Stephen Lisgo Interview

Junior Stephen Lisgo was the last Butler runner to compete at the 2009 NCAA Division I Outdoor Track and Field Championship in Fayetteville, Ark.  And when he completed his race, he walked off the University of Arkansas track with a Butler record and the status of All-American!

For the second time at the national meet, Lisgo had to wait out a weather delay before heading to the start line.  And for the second time, he shook off the delay with a stellar race performance. 

The men’s 3,000 meter steeplechase started two hours later than scheduled, but it didn’t alter Lisgo’s approach.  He kept pace with the best runners in the nation throughout the race and then moved up from sixth place to third in the final lap.  The Butler distance ace crossed the finish line in 8:35.49, just 0:00.37 behind runner-up Hillary Bor of Iowa State.  Kyle Perry of Brigham Young captured the title in 8:29.24.

"Steve had an incredible race tonight," said Butler head coach Matt Roe after Lisgo's performance.  "He moved through the field with great poise and toughness, and he executed flawlessly."

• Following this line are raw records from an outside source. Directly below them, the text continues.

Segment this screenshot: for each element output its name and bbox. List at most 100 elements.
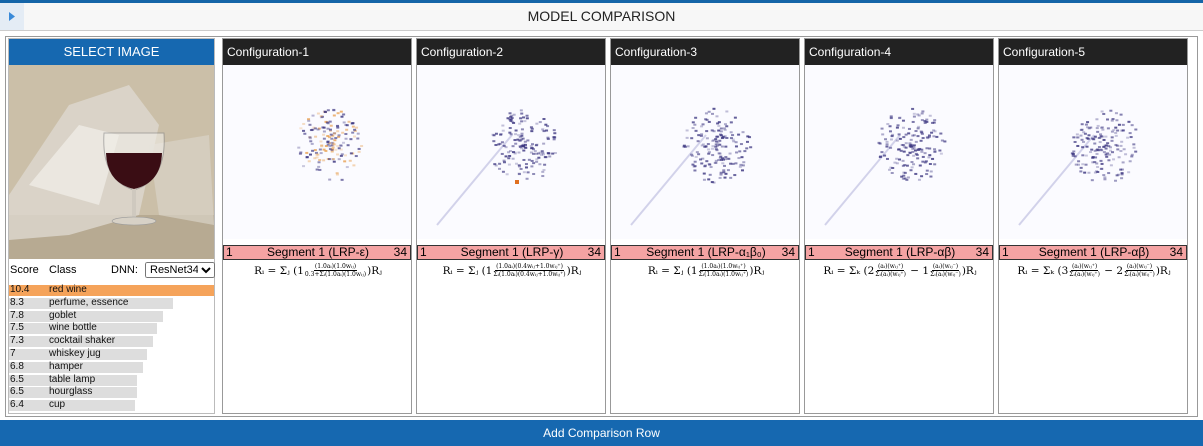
select-image[interactable]: SELECT IMAGE <box>9 39 214 65</box>
heatmap-cell <box>941 140 944 142</box>
heatmap-cell <box>336 153 339 155</box>
heatmap-cell <box>1115 112 1118 114</box>
formula-text: Rᵢ = Σⱼ (1 <box>648 265 698 277</box>
heatmap-cell <box>328 158 331 160</box>
heatmap-cell <box>319 149 322 151</box>
heatmap-cell <box>908 152 911 154</box>
heatmap-cell <box>713 182 716 184</box>
heatmap-cell <box>1111 151 1114 153</box>
input-image[interactable] <box>9 65 214 259</box>
config-title[interactable]: Configuration-2 <box>417 39 605 65</box>
heatmap-cell <box>928 148 931 150</box>
heatmap-cell <box>912 163 915 165</box>
heatmap-cell <box>714 162 717 164</box>
heatmap-cell <box>722 136 725 138</box>
heatmap-cell <box>341 153 344 155</box>
heatmap-cell <box>524 141 527 143</box>
heatmap-cell <box>898 117 901 119</box>
heatmap-cell <box>509 127 512 129</box>
heatmap-cell <box>889 130 892 132</box>
heatmap <box>223 65 411 239</box>
heatmap-cell <box>914 150 917 152</box>
heatmap-cell <box>916 157 919 159</box>
score-label: Score <box>10 264 39 276</box>
heatmap-cell <box>725 125 728 127</box>
config-title[interactable]: Configuration-1 <box>223 39 411 65</box>
fraction: (aᵢ)(wᵢⱼ⁺)Σᵢ(aᵢ)(wᵢⱼ⁺) <box>1069 263 1100 278</box>
heatmap-cell <box>690 137 693 139</box>
heatmap-cell <box>526 117 529 119</box>
segment-count: 34 <box>394 246 407 259</box>
heatmap-cell <box>1121 169 1124 171</box>
heatmap-cell <box>707 148 710 150</box>
score: 6.8 <box>10 361 24 374</box>
heatmap-cell <box>340 116 343 118</box>
heatmap <box>611 65 799 239</box>
heatmap-cell <box>902 136 905 138</box>
config-title[interactable]: Configuration-4 <box>805 39 993 65</box>
formula-text: Rᵢ = Σₖ (2 <box>823 265 874 277</box>
heatmap-cell <box>877 142 880 144</box>
heatmap-cell <box>708 163 711 165</box>
heatmap-cell <box>343 121 346 123</box>
heatmap-cell <box>896 162 899 164</box>
configuration: Configuration-11Segment 1 (LRP-ε)34Rᵢ = … <box>222 38 412 414</box>
heatmap-cell <box>702 143 705 145</box>
config-title[interactable]: Configuration-3 <box>611 39 799 65</box>
heatmap-cell <box>931 122 934 124</box>
heatmap-cell <box>522 150 525 152</box>
heatmap-cell <box>717 125 720 127</box>
heatmap-cell <box>890 138 893 140</box>
heatmap-cell <box>705 112 708 114</box>
fraction: (1.0aᵢ)(0.4wᵢⱼ+1.0wᵢⱼ⁺)Σᵢ(1.0aᵢ)(0.4wᵢⱼ+… <box>493 263 565 278</box>
segment-count: 34 <box>1170 246 1183 259</box>
toggle[interactable] <box>0 3 24 30</box>
heatmap-cell <box>1124 153 1127 155</box>
heatmap-cell <box>314 136 317 138</box>
heatmap-cell <box>729 153 732 155</box>
heatmap-cell <box>1096 171 1099 173</box>
heatmap-cell <box>341 132 344 134</box>
heatmap-cell <box>691 164 694 166</box>
score: 7.5 <box>10 322 24 335</box>
heatmap-cell <box>512 158 515 160</box>
heatmap-cell <box>720 172 723 174</box>
heatmap-cell <box>532 148 535 150</box>
heatmap-cell <box>307 120 310 122</box>
heatmap-cell <box>350 152 353 154</box>
add-row-button[interactable]: Add Comparison Row <box>0 420 1203 446</box>
formula-text: Rᵢ = Σⱼ (1 <box>443 265 493 277</box>
heatmap-cell <box>1111 136 1114 138</box>
heatmap-cell <box>326 122 329 124</box>
heatmap-cell <box>1115 119 1118 121</box>
heatmap-cell <box>324 150 327 152</box>
heatmap-cell <box>336 172 339 174</box>
formula-text: − 2 <box>1101 265 1123 277</box>
heatmap-cell <box>720 130 723 132</box>
heatmap-cell <box>1114 180 1117 182</box>
heatmap-cell <box>1072 153 1075 155</box>
heatmap-cell <box>697 153 700 155</box>
heatmap-cell <box>898 133 901 135</box>
config-title[interactable]: Configuration-5 <box>999 39 1187 65</box>
heatmap-cell <box>1110 164 1113 166</box>
heatmap-cell <box>925 119 928 121</box>
dnn-select[interactable]: ResNet34 <box>145 262 215 278</box>
heatmap-cell <box>705 130 708 132</box>
heatmap-cell <box>926 170 929 172</box>
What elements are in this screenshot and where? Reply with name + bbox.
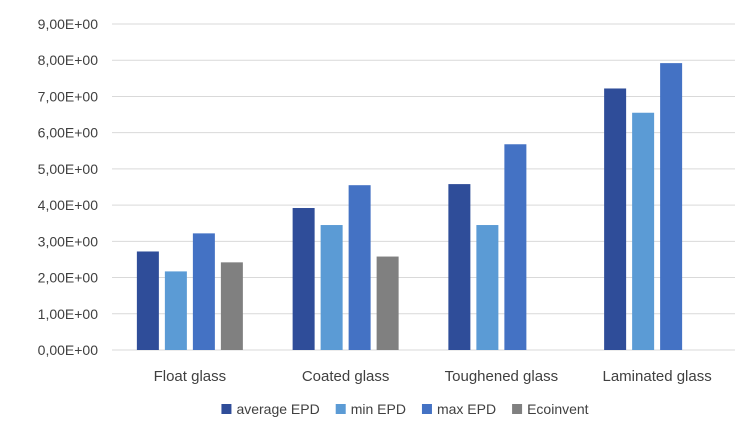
legend-swatch-average-epd — [221, 404, 232, 414]
y-tick-label: 0,00E+00 — [38, 342, 99, 358]
legend-swatch-min-epd — [335, 404, 346, 414]
bar-min-epd-laminated-glass — [632, 112, 655, 350]
x-axis-category-labels: Float glass Coated glass Toughened glass La… — [154, 368, 712, 385]
bar-average-epd-coated-glass — [292, 208, 315, 350]
bar-min-epd-coated-glass — [320, 225, 343, 350]
bar-max-epd-float-glass — [192, 233, 215, 350]
bar-max-epd-laminated-glass — [660, 63, 683, 351]
y-axis-tick-labels: 0,00E+00 1,00E+00 2,00E+00 3,00E+00 4,00E+00… — [38, 16, 99, 358]
y-tick-label: 3,00E+00 — [38, 233, 99, 249]
legend-label-ecoinvent: Ecoinvent — [527, 401, 589, 417]
bar-min-epd-toughened-glass — [476, 225, 499, 350]
bar-ecoinvent-float-glass — [220, 262, 243, 350]
legend-swatch-ecoinvent — [512, 404, 523, 414]
bar-max-epd-toughened-glass — [504, 144, 527, 350]
bar-min-epd-float-glass — [164, 271, 187, 350]
legend-label-average-epd: average EPD — [236, 401, 319, 417]
y-tick-label: 5,00E+00 — [38, 161, 99, 177]
bar-average-epd-laminated-glass — [604, 88, 627, 350]
category-label: Coated glass — [302, 368, 390, 385]
y-tick-label: 6,00E+00 — [38, 125, 99, 141]
y-tick-label: 1,00E+00 — [38, 306, 99, 322]
category-label: Toughened glass — [445, 368, 558, 385]
y-tick-label: 8,00E+00 — [38, 52, 99, 68]
y-tick-label: 7,00E+00 — [38, 88, 99, 104]
bar-average-epd-toughened-glass — [448, 184, 471, 350]
bar-max-epd-coated-glass — [348, 185, 371, 350]
legend-swatch-max-epd — [421, 404, 432, 414]
legend-label-min-epd: min EPD — [351, 401, 406, 417]
bar-ecoinvent-coated-glass — [376, 256, 399, 350]
category-label: Float glass — [154, 368, 227, 385]
legend: average EPD min EPD max EPD Ecoinvent — [221, 401, 589, 417]
y-tick-label: 2,00E+00 — [38, 270, 99, 286]
bar-average-epd-float-glass — [136, 251, 159, 350]
legend-label-max-epd: max EPD — [437, 401, 496, 417]
y-tick-label: 9,00E+00 — [38, 16, 99, 32]
gridlines — [112, 23, 735, 351]
category-label: Laminated glass — [603, 368, 712, 385]
y-tick-label: 4,00E+00 — [38, 197, 99, 213]
bars — [136, 63, 683, 351]
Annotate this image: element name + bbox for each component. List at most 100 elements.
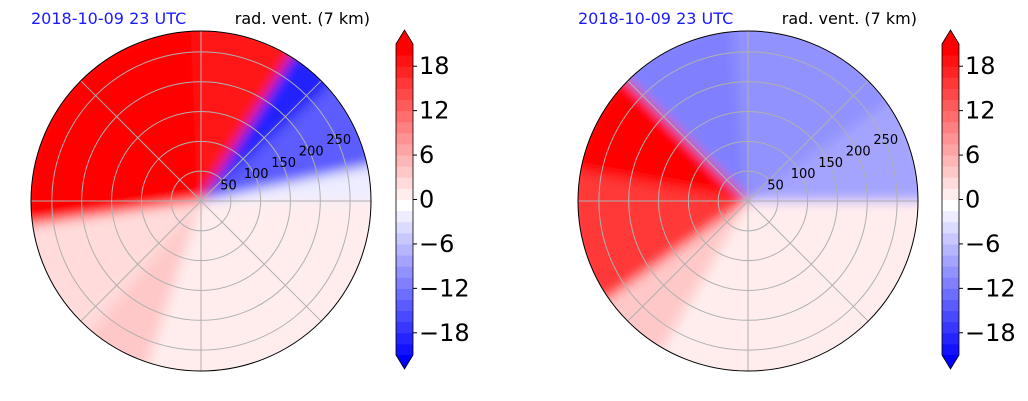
panel-1-colorbar-band-7 [396, 277, 413, 289]
panel-2-colorbar-band-8 [942, 266, 959, 278]
panel-2-colorbar-outline [941, 29, 960, 370]
panel-2-colorbar-band-2 [942, 332, 959, 345]
panel-1-cb-label-neg18: −18 [419, 319, 470, 347]
panel-1-field-sector-7 [201, 163, 371, 201]
panel-1-colorbar-band-12 [396, 221, 413, 234]
panel-1-colorbar [395, 29, 417, 370]
panel-2-colorbar-extend-low [942, 355, 959, 369]
panel-2-colorbar-band-25 [942, 77, 959, 89]
panel-1-field-sector-2 [31, 31, 201, 227]
panel-2-field-sector-2 [578, 169, 748, 305]
panel-1-ring-label-50: 50 [220, 179, 237, 194]
panel-2-colorbar-band-19 [942, 143, 959, 156]
panel-2-ring-label-200: 200 [846, 144, 871, 159]
panel-2-field-sector-6 [748, 97, 918, 201]
panel-1-colorbar-band-6 [396, 288, 413, 300]
panel-1-grid-spoke-4 [80, 80, 202, 202]
panel-2-cb-label-neg6: −6 [965, 230, 1000, 258]
panel-1-colorbar-band-27 [396, 55, 413, 67]
panel-1-colorbar-band-9 [396, 255, 413, 267]
panel-1-colorbar-band-21 [396, 121, 413, 134]
panel-1-field-sector-9 [201, 48, 335, 201]
panel-1-cb-label-neg12: −12 [419, 274, 470, 302]
panel-2-cb-label-neg12: −12 [965, 274, 1016, 302]
panel-1-colorbar-extend-low [396, 355, 413, 369]
panel-1-colorbar-band-28 [396, 44, 413, 56]
panel-2-colorbar [941, 29, 963, 370]
panel-1-cb-label-12: 12 [419, 97, 450, 125]
panel-1-grid-spoke-2 [200, 80, 322, 202]
panel-2-colorbar-band-10 [942, 243, 959, 256]
panel-2-cb-label-18: 18 [965, 52, 996, 80]
panel-2-colorbar-band-13 [942, 210, 959, 223]
panel-2-cb-label-6: 6 [965, 141, 980, 169]
panel-1-colorbar-band-23 [396, 99, 413, 112]
panel-1-field-sector-8 [201, 80, 371, 201]
panel-2-colorbar-band-26 [942, 66, 959, 78]
panel-2-polar-grid [578, 31, 918, 371]
panel-1-field-sector-5 [145, 201, 291, 371]
panel-2-colorbar-band-24 [942, 88, 959, 101]
panel-1-colorbar-ticks: 18 12 6 0 −6 −12 −18 [419, 52, 470, 347]
panel-2-colorbar-band-6 [942, 288, 959, 300]
panel-1-cb-label-18: 18 [419, 52, 450, 80]
panel-1-grid-spoke-8 [200, 200, 322, 322]
panel-1-colorbar-band-20 [396, 132, 413, 145]
panel-1-colorbar-extend-high [396, 30, 413, 44]
panel-1-title-right: rad. vent. (7 km) [235, 9, 370, 28]
panel-2-ring-label-100: 100 [791, 167, 816, 182]
panel-2-ring-label-150: 150 [818, 156, 843, 171]
panel-1-title-left: 2018-10-09 23 UTC [31, 9, 186, 28]
panel-2-title-right: rad. vent. (7 km) [782, 9, 917, 28]
panel-2-colorbar-band-23 [942, 99, 959, 112]
panel-1-colorbar-band-13 [396, 210, 413, 223]
panel-2-cb-label-neg18: −18 [965, 319, 1016, 347]
panel-1: 2018-10-09 23 UTC rad. vent. (7 km) 50 1… [30, 9, 470, 372]
panel-2-cb-label-12: 12 [965, 97, 996, 125]
panel-1-colorbar-band-26 [396, 66, 413, 78]
panel-2-colorbar-band-18 [942, 155, 959, 167]
panel-2-grid-spoke-6 [627, 200, 749, 322]
panel-1-colorbar-band-15 [396, 188, 413, 200]
panel-1-cb-label-neg6: −6 [419, 230, 454, 258]
panel-2-colorbar-band-14 [942, 199, 959, 212]
panel-2-colorbar-extend-high [942, 30, 959, 44]
panel-1-field-sector-3 [31, 201, 201, 339]
panel-2-colorbar-band-22 [942, 110, 959, 123]
panel-2-grid-spoke-2 [747, 80, 869, 202]
panel-1-radial-labels: 50 100 150 200 250 [220, 133, 351, 194]
panel-2-field-sector-3 [600, 201, 748, 357]
panel-1-colorbar-band-25 [396, 77, 413, 89]
panel-2: 2018-10-09 23 UTC rad. vent. (7 km) 50 1… [577, 9, 1016, 372]
panel-1-colorbar-band-19 [396, 143, 413, 156]
panel-2-colorbar-band-17 [942, 166, 959, 178]
panel-2-colorbar-band-21 [942, 121, 959, 134]
panel-1-cb-label-0: 0 [419, 186, 434, 214]
panel-2-grid-spoke-8 [747, 200, 869, 322]
panel-2-colorbar-band-4 [942, 310, 959, 323]
panel-2-colorbar-band-5 [942, 299, 959, 312]
panel-2-title-left: 2018-10-09 23 UTC [578, 9, 733, 28]
panel-1-cb-label-6: 6 [419, 141, 434, 169]
panel-1-colorbar-band-2 [396, 332, 413, 345]
panel-1-outer-circle [30, 30, 372, 372]
panel-2-colorbar-band-12 [942, 221, 959, 234]
panel-1-colorbar-outline [395, 29, 414, 370]
panel-2-outer-circle [577, 30, 919, 372]
panel-2-radial-labels: 50 100 150 200 250 [767, 133, 898, 194]
panel-2-ring-label-50: 50 [767, 179, 784, 194]
panel-1-polar-grid [31, 31, 371, 371]
panel-2-field-sector-1 [578, 73, 748, 201]
panel-1-ring-label-100: 100 [244, 167, 269, 182]
panel-1-colorbar-band-14 [396, 199, 413, 212]
panel-1-colorbar-band-24 [396, 88, 413, 101]
panel-1-ring-label-150: 150 [271, 156, 296, 171]
panel-1-colorbar-band-22 [396, 110, 413, 123]
panel-2-field-sector-8 [620, 31, 748, 201]
panel-2-colorbar-ticks: 18 12 6 0 −6 −12 −18 [965, 52, 1016, 347]
panel-1-velocity-field [31, 31, 371, 371]
panel-2-colorbar-band-1 [942, 343, 959, 356]
panel-2-colorbar-band-9 [942, 255, 959, 267]
panel-1-grid-spoke-6 [80, 200, 202, 322]
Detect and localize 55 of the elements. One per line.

Lisgo’s time smashed the previous Butler steeplechase record of 8:42.5, set by Mark Tucker in 2002.  His third place finish was the best by a Butler runner in the national meet since 2005, when Victoria Mitchell captured a national championship in the steeplechase!

The big finish by Lisgo ended three days of competition for three Butler runners.  Junior Joe MacDonald ended his season in the prelims of the men’s 5,000 meter run, while junior Kris Gauson finished his campaign in the prelims of the men’s 1,500 meter run.  The three were the only runners from the Horizon League competing at the national championship.

"The future is bright for us," added Roe.  "Top to bottom, our men's group has improved tremendously this year.  When you add Steve next year with a fully healthy Kris Gauson and Joe MacDonald with more training under his belt - Wow!  We have the potential to be very dangerous at the NCAA Meet."